Merci à Tom Onorato pour la copie de la version complète de ce livre et sa belle couverture en couleurs.

 

Extrait du chapitre 17 Ray “makes good!”

Upon the day following the events we have described, at the appointed hour to a minute, Mr. Sedley appeared at the appointed place where he was to meet the stranger. Five minutes passed and he saw nothing of the stranger; ten minutes passed and he did not appear.

"Alas!" muttered the banker, "it was a dream after all, and I am a ruined man!"

He waited half an hour, and the stranger came not, and reluctantly the ruined man turned away. As he did so, he placed his hand in his pocket and drew forth a large envelope. He did not recognize the package and opened it, when an exclamation issued from his lips which would have called a crowd had any one been passing at the moment.

The package was filled with thousand-dollar bills!

"What does this mean?'' murmured the amazed man as, dazed and blinded with the intensity of his emotions he staggered along the street.

In a few moments he recovered his composure and entered the office of a friend. He passed to the private room and opened the package.

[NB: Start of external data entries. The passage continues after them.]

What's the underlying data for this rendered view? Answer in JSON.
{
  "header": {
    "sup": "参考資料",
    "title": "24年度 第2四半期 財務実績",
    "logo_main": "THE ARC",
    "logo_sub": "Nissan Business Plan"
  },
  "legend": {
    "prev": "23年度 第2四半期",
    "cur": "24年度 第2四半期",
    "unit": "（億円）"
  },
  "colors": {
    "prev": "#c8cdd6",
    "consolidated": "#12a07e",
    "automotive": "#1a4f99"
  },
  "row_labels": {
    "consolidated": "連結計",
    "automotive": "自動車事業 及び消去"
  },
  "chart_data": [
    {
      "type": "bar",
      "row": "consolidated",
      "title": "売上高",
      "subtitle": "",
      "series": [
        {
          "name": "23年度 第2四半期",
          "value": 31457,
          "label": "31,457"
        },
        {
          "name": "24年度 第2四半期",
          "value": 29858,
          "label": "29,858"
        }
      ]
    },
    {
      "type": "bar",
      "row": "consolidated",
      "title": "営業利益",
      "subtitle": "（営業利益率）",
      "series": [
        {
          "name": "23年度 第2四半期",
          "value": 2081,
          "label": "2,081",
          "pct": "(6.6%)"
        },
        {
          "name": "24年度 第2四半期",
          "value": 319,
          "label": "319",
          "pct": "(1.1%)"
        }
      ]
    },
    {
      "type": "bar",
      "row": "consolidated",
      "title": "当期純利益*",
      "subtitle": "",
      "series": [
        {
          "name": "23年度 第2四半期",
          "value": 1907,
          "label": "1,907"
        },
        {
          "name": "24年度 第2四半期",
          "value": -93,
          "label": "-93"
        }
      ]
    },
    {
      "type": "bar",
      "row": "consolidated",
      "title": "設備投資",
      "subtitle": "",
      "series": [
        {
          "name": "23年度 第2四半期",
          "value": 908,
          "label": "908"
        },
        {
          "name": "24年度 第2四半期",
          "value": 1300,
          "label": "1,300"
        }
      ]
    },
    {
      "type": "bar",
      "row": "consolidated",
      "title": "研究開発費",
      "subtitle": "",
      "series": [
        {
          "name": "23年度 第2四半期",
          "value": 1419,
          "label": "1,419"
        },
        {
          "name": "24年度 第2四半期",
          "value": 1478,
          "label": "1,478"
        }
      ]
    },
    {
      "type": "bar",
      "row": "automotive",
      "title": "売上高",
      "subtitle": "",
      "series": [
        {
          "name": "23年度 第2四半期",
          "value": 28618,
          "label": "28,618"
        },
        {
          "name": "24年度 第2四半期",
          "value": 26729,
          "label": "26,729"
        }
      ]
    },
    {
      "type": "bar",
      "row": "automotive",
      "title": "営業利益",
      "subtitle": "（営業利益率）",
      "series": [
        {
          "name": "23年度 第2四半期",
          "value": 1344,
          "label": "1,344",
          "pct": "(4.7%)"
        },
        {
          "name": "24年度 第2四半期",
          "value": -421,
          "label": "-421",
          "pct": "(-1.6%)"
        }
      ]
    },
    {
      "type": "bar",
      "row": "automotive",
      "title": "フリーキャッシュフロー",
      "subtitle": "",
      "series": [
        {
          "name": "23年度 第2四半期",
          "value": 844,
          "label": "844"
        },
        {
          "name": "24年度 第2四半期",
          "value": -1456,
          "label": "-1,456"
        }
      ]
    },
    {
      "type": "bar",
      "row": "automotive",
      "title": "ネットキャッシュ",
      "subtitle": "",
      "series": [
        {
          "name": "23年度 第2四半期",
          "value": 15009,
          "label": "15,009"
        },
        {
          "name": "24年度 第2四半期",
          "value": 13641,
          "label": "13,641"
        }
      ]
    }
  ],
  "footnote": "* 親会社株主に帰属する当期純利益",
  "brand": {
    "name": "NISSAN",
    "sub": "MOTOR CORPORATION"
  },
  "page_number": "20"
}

The first object that met his gaze was a note, and he read:

"The money is yours—use it. No conditions are attached to the loan; you are never to tell how you received it; the loaner is a millionaire many times. Some day the mystery shall be explained. Make a memorandum of the words 'Eureka and life,' and some day when the words, are repeated thrice in your presence youwillrecognize your benefactor. No security is required and no return of the loan will be demanded until you are in your own honest right possessed of twice the amount you shall find inthis envelope. Make good your shortage, laugh in Baldwin's face, and always let the source of your good fortune be a mystery to him, and may Heaven bless you. It has been a severe lesson you have learned. Profit by it the remainder of your life.

"Yours,         MONTE-CRISTO."

The banker read and re-read the note, and his eyes gleamed. At length he quietly folded up the missive and placed it in his pocket-book and deliberately counted over the money, and there were two hundred and forty-two one-thousand-dollar bills, making the exact sum of his defalcation.

It was no dream; but how had that money come into his possession? He did not remember seeing a living soul near him; of course many people had passed him in the street, but how had that comparatively weighty package been placed in his coat pocket without his knowledge?

"It is wonderful, it is magic!" he murmured, but nevertheless the money was there.